Intervention de Michel Wieviorka

Réunion du jeudi 2 juillet 2020 à 9h00
Mission d'information sur l'émergence et l'évolution des différentes formes de racisme et les réponses à y apporter

Michel Wieviorka, président de la fondation Maison des sciences de l'Homme, directeur d'études à l'École des hautes études en sciences sociales (EHESS), membre du conseil scientifique de la Délégation interministérielle à la lutte contre le racisme, l'antisémitisme et la haine anti-LGBT (DILCRAH) :

Je crois que toutes ces questions appellent un regard historique, ne serait-ce que sur les années qui commencent après la Seconde Guerre mondiale. Jusque dans les années 1970, on ne parle pas des juifs. Ensuite arrivent Robert Paxton, Michael Marrus et on se met à en parler parce qu'il y a une mobilisation du monde juif. Cela commence au début des années 1970, dans un contexte de surgissement d'identités bafouées, niées et meurtries. C'est aussi le contexte du mouvement corse ou un peu plus tard du mouvement occitan et, aux États-Unis, du mouvement Roots, d'après un livre (Racines) qui connait un énorme succès aux États-Unis, etc. Auparavant, non seulement on n'en parlait pas, mais on ne voulait pas en parler. Ma sœur Annette Wieviorka, qui a beaucoup travaillé sur ces questions, a montré de manière lumineuse qu'après la Seconde Guerre mondiale, beaucoup de juifs qui revenaient des camps de concentration et avaient eu des expériences terribles, voulaient parler, ont parlé et ont écrit. Or la société n'était pas en état de les écouter. Pourquoi dis-je cela ? Parce que je pense que les choses évoluent à partir du moment où des combats se construisent, où des organisations se mettent en place, où des formes de structuration institutionnelle existent. Je pense qu'une grande question est là : la capacité de certains acteurs, plus que d'autres, à se structurer, à créer et à imposer le débat. Je note, et c'est la raison pour laquelle je trouve que la situation actuelle est très importante et très intéressante, qu'aujourd'hui on parle de la colonisation et de la décolonisation autrement que dans les années 1970, 1980 et 1990, parce qu'il existe des mouvements qui veulent qu'on en parle.

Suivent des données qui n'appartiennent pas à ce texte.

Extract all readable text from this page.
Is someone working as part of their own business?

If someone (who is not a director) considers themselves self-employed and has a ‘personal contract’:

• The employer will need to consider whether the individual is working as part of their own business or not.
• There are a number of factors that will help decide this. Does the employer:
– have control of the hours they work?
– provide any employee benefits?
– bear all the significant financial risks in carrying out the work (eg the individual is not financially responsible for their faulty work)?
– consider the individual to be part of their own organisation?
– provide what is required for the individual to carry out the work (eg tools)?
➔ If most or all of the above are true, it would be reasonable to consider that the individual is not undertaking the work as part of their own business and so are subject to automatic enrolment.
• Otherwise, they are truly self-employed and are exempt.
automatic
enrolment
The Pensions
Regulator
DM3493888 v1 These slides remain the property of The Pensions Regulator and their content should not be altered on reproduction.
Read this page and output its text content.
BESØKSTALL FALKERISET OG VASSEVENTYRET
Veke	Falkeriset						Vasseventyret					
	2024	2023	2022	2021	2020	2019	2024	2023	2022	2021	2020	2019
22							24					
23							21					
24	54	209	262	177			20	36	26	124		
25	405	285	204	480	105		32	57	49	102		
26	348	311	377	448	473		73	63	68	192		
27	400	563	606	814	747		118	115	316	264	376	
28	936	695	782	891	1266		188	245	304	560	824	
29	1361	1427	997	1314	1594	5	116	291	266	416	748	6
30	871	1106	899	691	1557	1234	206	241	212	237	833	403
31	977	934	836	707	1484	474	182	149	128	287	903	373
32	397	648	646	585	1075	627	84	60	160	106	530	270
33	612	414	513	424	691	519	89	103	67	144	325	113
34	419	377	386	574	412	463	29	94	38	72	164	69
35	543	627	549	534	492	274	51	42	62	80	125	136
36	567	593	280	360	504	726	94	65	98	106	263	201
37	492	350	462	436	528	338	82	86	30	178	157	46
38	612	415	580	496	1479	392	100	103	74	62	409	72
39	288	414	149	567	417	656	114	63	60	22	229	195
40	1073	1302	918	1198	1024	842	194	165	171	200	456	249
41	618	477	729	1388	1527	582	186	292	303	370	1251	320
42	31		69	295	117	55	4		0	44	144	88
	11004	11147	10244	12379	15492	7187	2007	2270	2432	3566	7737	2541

Je suis donc un peu plus optimiste. Je trouve intéressant que l'on rappelle que la République a été coloniale Évidemment je ne suis pas du côté de ceux qui déboulonnent les statues. Je vous donne un petit exemple politique. Quand François Hollande a été élu Président de la République, pour son premier grand discours, il voulait parler très longuement de Jules Ferry. Il en a parlé mais moins que ce qui était prévu au départ parce que des conseillers lui ont dit : « Écoutez, faites attention. Jules Ferry, ce n'est pas seulement l'école. »

Ainsi, les choses bougent, les choses évoluent. Le problème est quand des groupes ne peuvent pas se faire entendre, quand des problèmes restent. Il faut alors des intellectuels, il faut des églises, il faut des organisations généralistes, mais c'est beaucoup plus difficile.

On ne parle pas que des juifs en ce moment. On parle d'autres sujets. Le mouvement MeToo a mis la question des violences subies par les femmes au milieu du débat public avec une violence et une force inouïes. Je voudrais insister là-dessus.

Je pense que la conscience mondiale du génocide doit être présente, la justice doit être internationale, mais c'est très difficile. Vous savez que beaucoup de gens considèrent que Nuremberg n'est pas une justice internationale mais la justice des vainqueurs, qu'on reproche au tribunal de La Haye de juger beaucoup d'Africains et de ne pas s'intéresser à d'autres parties du monde, etc. Je crois vraiment que ce sont des questions qui appellent une action mondiale mais que ce n'est pas si facile.

J'ai été très sensible à ce qu'a dit Dominique Schnapper sur ce qui est réalisé au mémorial de la Shoah. C'est très intéressant parce que, à partir d'un génocide, on demande une réflexion sur le phénomène génocidaire.

Un dernier mot : je trouve que ce n'est pas un très bon choix d'utiliser le suffixe « phobie » dans islamophobie, judéophobie, négrophobie, etc. Je pense que ce n'est pas un bon mot. Nous revenons à chaque fois sur les mots, les catégories et nos catégories méritent que nous nous y arrêtions un instant. Pourtant, le mot négrophobie est intéressant : qui oserait aujourd'hui employer le mot nègre ? Et on se met pourtant à utiliser l'expression négrophobie.